中国de音楽4

中国在住の日本人音楽家による、日々の日記です。

ルシアンルーレット

 月曜日、関東地方は晴れのち曇りのち大雨。天気全部入りの一日だった。
 朝8時過ぎに家を出て湘南新宿ラインりんかい線を乗り継いで国際展示場駅で下車。

 目指すはイツモお世話になっている有明病院である。本日は年に 3回ほど行う事を余儀なくされているルシアンルーレットの日なのだ。


 血液検査で血を抜かれた後は、造影剤を入れつつ CTを撮る。毎回これの待ち時間になると複雑な気持ちになる。でも今となっては色々と人生を振り返れる大切な時間かも。


 そして太めの注射針で血管造影剤を一気に入れ、徐々に火照ってくる身体を乗せた細いベッドが巨大なドーナツ型の機械(TOSHIBA製)の中に入っていく。大きな機械が回っているモーター音を聞きながら目を閉じると、いつもココで映画『AKIRA』のテツオの事を思い出してしまい「カネダ〜!」と叫びたくなるのを我慢して一人で苦笑いする。
 検査終了後の左腕。

 右腕は血液検査の跡。血液検査を朝一に油断して左腕に受けてしまうと、CTの注射機ロボは左側固定ゆえ、後で手の甲に造影剤を刺されて痛い目に遭うのは経験済みなので回避。朝の血液検査は必ず右腕で受けましょうね。

 CTが終わっても少しの間は身体が火照ってるので、何だか(レベル7からのカプセルを投与された様な感じで!?)ちょっと強くなった?気がする(…って AKIRA知らない人が見たら何の事かわからんわな/笑)
 コレが終わった後は毎回「造影剤成分を早く排出するためにたくさん水分をとりなさい!」と言われるので『綾鷹』を一気飲みした。これ今日初めて気付いたけど、ボトルが実はお茶の器っぽく、手で作った様にアシンメトリーなデザインになってるんだね。さすが日本人!ナニゲに芸が細かくてチョット感動した。

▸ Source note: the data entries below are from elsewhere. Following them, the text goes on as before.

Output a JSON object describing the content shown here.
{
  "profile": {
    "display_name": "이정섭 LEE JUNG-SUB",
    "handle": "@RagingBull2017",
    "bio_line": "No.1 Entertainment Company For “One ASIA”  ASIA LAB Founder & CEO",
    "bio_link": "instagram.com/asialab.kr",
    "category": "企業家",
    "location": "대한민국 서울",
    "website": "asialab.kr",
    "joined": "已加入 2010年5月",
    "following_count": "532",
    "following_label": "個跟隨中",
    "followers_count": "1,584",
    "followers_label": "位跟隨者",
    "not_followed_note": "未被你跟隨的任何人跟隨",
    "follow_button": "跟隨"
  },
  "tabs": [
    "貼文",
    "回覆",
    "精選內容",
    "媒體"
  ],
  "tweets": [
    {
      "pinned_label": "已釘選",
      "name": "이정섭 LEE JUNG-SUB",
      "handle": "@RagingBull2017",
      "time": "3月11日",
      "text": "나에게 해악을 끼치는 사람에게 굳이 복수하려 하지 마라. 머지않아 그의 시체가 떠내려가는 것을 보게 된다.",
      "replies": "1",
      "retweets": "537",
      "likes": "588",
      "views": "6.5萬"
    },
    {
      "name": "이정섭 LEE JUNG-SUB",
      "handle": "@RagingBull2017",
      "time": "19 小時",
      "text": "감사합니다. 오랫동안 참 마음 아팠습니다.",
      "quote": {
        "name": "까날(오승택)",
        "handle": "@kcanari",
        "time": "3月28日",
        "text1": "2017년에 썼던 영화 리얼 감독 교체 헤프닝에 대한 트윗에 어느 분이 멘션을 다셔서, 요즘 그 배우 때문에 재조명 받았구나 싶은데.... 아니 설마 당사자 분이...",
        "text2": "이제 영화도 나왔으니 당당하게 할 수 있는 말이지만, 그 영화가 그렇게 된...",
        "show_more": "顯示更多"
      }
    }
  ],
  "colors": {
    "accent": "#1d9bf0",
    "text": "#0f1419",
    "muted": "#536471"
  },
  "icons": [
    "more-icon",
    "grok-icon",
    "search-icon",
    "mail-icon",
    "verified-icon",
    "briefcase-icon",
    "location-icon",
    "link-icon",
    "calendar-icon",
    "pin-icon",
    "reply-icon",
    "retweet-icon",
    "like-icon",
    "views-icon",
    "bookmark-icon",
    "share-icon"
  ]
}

 そして待合室で待つこと 1時間。本を読もうと努力しているのだが、ただ文字を追っているだけで、全然ストーリーが頭に入ってこない。結局、読むのは諦めて目の前の空間を漂う細かい塵(そんなもの見えないが)を見る事に徹した。
 自分の診察の前の人が出てきてからヤタラと時間が掛かって中々呼ばれないので、ちょっと嫌な予感がして来たが、まぁイマサラ焦ったってどうにもならない。
 ようやく PHS端末の呼び出しが鳴ったので診察室に入る。するとPC画面から目を上げて懐かしい笑顔が迎えてくれた。一気にホッとして崩れる様に椅子に座る。ワタクシの担当医はとてもクールでポーカーフェイスなのだが、とにかく『人を落ち着かせるオーラ』が凄いのだ。これも才能だと思う。
 軽く挨拶をした後、息を止めて話を待つ。。。。。。
 すると、とてつもなく長い数秒間の後、「大丈夫です。今回も、どこにも転移の兆候は見られません」と仰るじゃないか! いやぁ。良かった(泣)もうね、心臓に悪いよホント。この病気は 5年生存率がどうとか、常に確率的な話ばかりなので、知らず知らずのウチに最悪の事態を想定して構えてるから、一気に緊張が解けて椅子から落ちそうになる。いやぁ…何があっても全て受け入れてるフリしてカッコつけてるけど、実はビビってるんだよね。この瞬間にナサケナイ自分に気付くよ毎回。
 ま、何はともあれコレでこの先 4ヶ月間は、また自分の足で自由に動ける訳だ。いやぁホント嬉しい。帰り際先生に「どうにか抜本的な予防策は無いのですか?」と訊いてみたのだが、やはり抜本的な対策は無いらしい。ちょっと肩を落とした私を見て「強いて言えば」と仰るので何かと思ったら「毎日『楽しく』生きる事です。笑ってると免疫力って本当に上がるんですよ!」だそうな。なるほど「それなら自信有ります!」と笑顔で答えたのは言うまでも無い。
 病院を出たら急に腹が減ってきたので(朝食抜きなのだ)とりあえずビッグサイトの方まで歩いて、「づけ丼」を頂く事にした。

 「え〜い祭りじゃ祭りじゃ〜!」と一人でニヤニヤしながらイケイケに食べてるワタクシを端で見ている人がいたら、きっとアブナイヒトに映ったに違いない。
 食後に外に出たらビッグサイトまでピースしてくれてる様に見えた。あ〜あ。

 森羅万象にありがとう。健康ってステキだ。ホント感謝しかないね。